Acquisition by Rank Hovis McDougall
Rank Hovis McDougall (RHM), one of the largest food producers in Britain, acquired Cerebos for £61 million (£944.8 million in 2014) in 1968. The merger created a group with a market capitalization of over £180 million (£2.8 billion in 2014). It was a gentlemanly merger, completed after two months of negotiations.

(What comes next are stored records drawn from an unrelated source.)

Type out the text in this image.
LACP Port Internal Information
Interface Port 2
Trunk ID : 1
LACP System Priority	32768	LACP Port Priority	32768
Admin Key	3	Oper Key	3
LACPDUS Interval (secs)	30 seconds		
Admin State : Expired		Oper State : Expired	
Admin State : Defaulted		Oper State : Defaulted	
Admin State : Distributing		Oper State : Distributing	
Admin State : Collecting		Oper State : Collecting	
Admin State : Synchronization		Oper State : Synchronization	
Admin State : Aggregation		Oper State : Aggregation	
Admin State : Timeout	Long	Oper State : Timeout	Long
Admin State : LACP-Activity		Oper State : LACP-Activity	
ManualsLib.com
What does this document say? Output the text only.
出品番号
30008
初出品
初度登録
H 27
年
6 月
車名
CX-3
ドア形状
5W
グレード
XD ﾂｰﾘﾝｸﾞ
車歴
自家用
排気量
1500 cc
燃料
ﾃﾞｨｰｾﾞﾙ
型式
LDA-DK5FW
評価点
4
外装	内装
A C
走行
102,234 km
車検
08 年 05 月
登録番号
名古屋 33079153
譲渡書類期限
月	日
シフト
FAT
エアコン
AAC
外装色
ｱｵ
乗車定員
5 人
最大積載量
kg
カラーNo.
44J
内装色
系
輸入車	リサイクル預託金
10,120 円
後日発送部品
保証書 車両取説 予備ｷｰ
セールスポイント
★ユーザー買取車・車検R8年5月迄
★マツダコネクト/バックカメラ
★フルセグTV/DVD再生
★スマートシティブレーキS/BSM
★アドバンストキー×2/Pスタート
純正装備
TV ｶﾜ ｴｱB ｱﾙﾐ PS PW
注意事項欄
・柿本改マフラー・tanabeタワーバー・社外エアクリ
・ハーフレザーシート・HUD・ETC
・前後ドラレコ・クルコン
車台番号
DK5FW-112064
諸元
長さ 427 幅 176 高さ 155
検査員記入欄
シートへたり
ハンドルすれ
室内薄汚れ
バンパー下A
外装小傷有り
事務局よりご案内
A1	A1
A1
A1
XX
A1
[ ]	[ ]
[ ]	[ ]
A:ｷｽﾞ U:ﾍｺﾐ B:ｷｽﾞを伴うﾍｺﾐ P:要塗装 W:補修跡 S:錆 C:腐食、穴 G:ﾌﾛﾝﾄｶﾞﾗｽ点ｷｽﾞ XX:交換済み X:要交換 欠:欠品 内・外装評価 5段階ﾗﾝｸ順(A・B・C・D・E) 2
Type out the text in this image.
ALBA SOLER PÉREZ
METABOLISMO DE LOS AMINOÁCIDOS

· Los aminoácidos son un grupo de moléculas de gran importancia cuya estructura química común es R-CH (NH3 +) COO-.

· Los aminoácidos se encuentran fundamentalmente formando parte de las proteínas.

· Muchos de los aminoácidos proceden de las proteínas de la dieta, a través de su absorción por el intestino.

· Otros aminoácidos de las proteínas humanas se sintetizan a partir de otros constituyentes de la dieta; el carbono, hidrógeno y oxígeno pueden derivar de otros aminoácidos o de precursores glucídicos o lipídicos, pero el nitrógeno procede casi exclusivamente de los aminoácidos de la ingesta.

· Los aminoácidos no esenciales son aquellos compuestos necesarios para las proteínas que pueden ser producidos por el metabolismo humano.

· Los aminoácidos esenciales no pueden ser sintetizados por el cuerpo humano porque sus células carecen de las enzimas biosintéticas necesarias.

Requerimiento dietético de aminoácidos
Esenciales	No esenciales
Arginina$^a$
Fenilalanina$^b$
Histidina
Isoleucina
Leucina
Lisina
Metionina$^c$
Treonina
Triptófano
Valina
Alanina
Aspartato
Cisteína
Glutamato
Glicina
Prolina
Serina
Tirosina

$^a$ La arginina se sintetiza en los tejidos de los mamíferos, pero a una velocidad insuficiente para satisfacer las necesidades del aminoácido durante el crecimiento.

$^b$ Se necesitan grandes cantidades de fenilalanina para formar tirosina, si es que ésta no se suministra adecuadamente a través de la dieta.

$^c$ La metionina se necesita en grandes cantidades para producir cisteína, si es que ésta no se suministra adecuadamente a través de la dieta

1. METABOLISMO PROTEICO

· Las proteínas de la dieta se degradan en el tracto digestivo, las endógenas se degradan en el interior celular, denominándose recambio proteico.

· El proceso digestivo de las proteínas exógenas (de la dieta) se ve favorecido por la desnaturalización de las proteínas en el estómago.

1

An article in The Sunday Times argued that RHM had paid “£10 million too much” for “brand leaders in virtually stagnant or declining markets; plus a lot of also-rans”. Scott’s had lost its market leadership in porridge to Quaker Oats and Ready Brek. Brand’s meat and fish paste sales were dwarfed by Shippam’s and Sutherland, and Crosse & Blackwell, Epicure and Marela led Sharwood in pickle sales.

Salt manufacturing was centralised at Middlewich in Cheshire from 1970. RHM invested heavily at the Greatham plant, and it was their largest food factory. Its principal products were, in order, canned soups, Brand’s Essence of Chicken and Beef, Brand’s pastes and spreads and Sharwood’s. 30 million cans of soup were produced every year.

Production of Atora suet and Chesswood mushrooms were transferred to Greatham in 1974. The increase in production saw 1,000 people employed at the site.

Saxa displaced Cerebos as the highest-selling salt in Britain from the 1970s onwards.

Bisto instant gravy granules, the first of its kind in the world, were launched in 1976.

RHM sold the Canadian subsidiary to Campbell’s Soup in 1979.

RHM sold A&R Scott to Quaker Oats in 1982.

RHM established a separate subsidiary, Cerebos Pacific, to handle its growing Asian sales in 1982. Brand’s Chicken Essence contributed to 84 percent of Asian sales.

RHM sold a 30 percent stake in Cerebos Pacific in 1984.

RMH divested Cerebos South Africa in the 1980s.

RHM sold its 70 percent stake in Cerebos Pacific to Suntory of Japan for £186 million in 1990.

460 people were employed at the Middlewich site in 1991.

The 18-acre Greatham site was closed with the loss of 180 jobs in 2001.

RHM was acquired by Premier Foods for £1.2 billion in 2007.

Saxa, Bisto, Sharwood, Paxo and Atora all lead their respective categories in Britain. Cerebos salt remains popular in France, Australia and South Africa, and is still sold in Britain.